I'm wondering if there are any examples atomic examples out there for streaming audio FROM the iPhone to a server. I'm not interested in telephony or SIP style solutions, just a simple socket stream to send an audio clip, in .wav format, as it is being recorded. I haven't had much luck with the google or other obvious avenues, although there seem to be many examples of doing this the other way around.
i cant figure out how to register the unregistered account i initially posted with.
anyway, I'm not really interested in the audio format at present, just the streaming aspect. i want to take the microphone input, and stream it from the iphone to a server. i dont presently care about the transfer rate as ill initially just test from a wifi connection, not the 3g setup. the reason i cant cache it is because im interested in trying out some open source speech recognition stuffs for my undergraduate thesis. caching and then sending the recording is possible but then it takes considerably longer to get the voice data to the server. if i can start sending the data as soon as i start recording, then the response time is considerably improved because most of the data will have already reached the server by the time i let go of the record button. furthermore, if i can get this streaming functionality to work from the iphone then on the server side of things i can also start the speech recognizer as soon as the first bit of audio comes through. again this should considerably speech up the final amount of time that the transaction takes from the user perspective.

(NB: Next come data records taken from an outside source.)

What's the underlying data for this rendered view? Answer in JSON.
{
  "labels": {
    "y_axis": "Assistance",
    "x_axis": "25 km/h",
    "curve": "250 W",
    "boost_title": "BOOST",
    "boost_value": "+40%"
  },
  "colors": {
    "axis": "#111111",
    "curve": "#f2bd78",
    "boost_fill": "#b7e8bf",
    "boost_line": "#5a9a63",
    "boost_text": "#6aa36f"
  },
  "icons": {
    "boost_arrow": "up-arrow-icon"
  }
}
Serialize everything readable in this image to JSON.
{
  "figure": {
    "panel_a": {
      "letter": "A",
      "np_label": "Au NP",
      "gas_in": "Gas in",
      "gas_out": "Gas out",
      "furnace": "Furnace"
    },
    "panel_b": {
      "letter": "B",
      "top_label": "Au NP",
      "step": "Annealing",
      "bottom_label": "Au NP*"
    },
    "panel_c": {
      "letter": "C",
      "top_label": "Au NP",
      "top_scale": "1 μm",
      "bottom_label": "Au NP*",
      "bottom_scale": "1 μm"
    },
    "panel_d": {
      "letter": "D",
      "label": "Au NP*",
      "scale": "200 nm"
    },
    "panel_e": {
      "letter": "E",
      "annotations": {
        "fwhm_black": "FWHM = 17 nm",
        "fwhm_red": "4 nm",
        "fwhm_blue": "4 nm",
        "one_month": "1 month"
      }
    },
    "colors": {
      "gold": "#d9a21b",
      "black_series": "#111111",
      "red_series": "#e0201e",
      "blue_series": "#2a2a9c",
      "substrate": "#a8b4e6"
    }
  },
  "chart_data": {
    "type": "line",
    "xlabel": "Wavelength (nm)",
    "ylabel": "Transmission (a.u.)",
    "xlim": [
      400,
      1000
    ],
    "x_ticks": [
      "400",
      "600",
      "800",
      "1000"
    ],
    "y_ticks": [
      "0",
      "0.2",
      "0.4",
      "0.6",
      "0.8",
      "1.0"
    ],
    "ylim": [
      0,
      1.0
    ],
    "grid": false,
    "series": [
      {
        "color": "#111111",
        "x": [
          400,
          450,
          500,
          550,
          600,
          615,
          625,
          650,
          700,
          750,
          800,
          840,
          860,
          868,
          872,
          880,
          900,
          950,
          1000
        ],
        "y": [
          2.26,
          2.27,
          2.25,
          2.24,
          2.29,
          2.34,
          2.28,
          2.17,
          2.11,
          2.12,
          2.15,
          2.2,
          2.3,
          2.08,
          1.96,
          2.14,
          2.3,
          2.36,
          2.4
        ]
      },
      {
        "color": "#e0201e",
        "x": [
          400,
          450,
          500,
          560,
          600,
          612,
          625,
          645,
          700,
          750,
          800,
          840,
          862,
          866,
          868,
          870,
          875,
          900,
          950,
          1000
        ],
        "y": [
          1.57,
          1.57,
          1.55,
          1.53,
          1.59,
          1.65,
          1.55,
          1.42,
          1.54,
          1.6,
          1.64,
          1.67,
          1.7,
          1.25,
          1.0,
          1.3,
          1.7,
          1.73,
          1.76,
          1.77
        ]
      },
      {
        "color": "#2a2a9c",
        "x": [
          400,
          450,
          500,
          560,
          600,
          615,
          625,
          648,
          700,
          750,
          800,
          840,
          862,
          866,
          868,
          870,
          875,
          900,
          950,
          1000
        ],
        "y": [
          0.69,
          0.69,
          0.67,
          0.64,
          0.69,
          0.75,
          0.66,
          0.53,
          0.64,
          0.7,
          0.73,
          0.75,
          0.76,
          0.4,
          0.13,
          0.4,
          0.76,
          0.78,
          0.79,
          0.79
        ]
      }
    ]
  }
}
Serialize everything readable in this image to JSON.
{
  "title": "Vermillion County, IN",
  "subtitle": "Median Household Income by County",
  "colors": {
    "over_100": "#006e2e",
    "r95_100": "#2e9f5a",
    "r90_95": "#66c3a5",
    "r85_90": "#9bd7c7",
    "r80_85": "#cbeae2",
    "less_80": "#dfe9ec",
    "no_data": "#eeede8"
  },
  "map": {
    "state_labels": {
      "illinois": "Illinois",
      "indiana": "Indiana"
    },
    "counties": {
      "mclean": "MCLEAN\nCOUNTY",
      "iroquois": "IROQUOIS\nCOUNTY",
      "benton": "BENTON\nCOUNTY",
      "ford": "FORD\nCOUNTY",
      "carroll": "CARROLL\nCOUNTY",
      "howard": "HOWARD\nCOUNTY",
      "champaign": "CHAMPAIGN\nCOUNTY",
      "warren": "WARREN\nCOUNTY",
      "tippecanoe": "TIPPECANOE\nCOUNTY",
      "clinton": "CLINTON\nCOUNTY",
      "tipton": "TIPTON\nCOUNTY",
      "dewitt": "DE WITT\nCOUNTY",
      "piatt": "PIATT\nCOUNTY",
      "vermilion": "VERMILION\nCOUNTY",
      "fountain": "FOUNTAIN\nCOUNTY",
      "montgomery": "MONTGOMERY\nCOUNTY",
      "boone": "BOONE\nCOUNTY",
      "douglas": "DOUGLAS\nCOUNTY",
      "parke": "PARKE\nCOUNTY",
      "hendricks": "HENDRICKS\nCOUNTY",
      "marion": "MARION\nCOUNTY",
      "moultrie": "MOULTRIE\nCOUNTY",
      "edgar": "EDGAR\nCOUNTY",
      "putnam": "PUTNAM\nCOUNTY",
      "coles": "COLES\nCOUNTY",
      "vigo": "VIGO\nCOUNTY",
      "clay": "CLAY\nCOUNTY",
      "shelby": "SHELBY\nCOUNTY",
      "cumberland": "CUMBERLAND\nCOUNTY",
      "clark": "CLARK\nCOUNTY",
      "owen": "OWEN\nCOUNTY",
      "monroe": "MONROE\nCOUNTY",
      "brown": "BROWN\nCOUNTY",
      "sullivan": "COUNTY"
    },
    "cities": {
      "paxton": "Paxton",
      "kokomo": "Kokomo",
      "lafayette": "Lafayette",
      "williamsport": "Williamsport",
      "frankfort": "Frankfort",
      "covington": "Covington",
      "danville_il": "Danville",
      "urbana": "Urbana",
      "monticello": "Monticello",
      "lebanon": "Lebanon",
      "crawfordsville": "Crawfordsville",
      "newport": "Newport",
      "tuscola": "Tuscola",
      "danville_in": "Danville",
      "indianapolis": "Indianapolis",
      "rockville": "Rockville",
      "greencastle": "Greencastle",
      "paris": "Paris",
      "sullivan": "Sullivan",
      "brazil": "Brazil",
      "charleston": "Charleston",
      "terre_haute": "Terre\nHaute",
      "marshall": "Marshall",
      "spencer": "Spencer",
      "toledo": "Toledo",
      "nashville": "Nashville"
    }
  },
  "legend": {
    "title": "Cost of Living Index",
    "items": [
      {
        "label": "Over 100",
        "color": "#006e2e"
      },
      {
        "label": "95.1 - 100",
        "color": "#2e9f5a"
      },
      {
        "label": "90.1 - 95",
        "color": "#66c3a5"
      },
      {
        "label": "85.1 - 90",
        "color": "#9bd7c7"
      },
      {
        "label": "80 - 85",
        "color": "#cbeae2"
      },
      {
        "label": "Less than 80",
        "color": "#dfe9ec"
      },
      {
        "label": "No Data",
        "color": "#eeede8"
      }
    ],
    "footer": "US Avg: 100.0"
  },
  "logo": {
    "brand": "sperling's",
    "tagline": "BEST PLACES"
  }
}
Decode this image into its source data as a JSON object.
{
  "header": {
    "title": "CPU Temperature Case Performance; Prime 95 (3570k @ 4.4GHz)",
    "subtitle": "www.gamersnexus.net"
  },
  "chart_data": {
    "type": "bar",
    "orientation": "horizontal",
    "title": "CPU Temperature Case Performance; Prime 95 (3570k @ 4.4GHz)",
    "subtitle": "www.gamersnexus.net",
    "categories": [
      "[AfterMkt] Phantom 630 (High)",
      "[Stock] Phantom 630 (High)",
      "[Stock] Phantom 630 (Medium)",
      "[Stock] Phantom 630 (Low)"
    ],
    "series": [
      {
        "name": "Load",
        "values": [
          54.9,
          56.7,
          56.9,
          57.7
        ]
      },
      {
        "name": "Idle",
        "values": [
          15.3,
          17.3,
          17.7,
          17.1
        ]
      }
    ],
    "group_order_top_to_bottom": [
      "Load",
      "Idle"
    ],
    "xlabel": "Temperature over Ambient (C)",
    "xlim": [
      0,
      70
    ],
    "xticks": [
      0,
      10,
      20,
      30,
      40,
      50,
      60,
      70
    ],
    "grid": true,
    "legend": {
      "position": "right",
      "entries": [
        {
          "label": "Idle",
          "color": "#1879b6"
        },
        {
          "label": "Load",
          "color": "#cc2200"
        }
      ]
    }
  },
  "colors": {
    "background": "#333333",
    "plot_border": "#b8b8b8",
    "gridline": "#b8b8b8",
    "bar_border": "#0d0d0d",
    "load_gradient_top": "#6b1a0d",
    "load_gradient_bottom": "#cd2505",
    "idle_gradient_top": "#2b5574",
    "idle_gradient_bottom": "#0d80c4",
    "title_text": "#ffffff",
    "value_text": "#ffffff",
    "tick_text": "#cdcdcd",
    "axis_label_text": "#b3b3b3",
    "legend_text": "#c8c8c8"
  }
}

colin barrett mentions the phones and phone networks, but these are actually a pretty suboptimal solution for asr, mainly because they provide no good way to recover from errors - doing so over a voip dialogue is a horrible experience. however, the iphone and in particular the touch screen provide a great way to do that, through use of an ime or nbest lists for the other recognition candidates.
if i can figure out the basic architecture for streaming the audio, then i can start thinking about doing flac encoding or something to reduce the required transfer rate. maybe even feature extraction, although that limits the later ability to retrain the system with the recordings.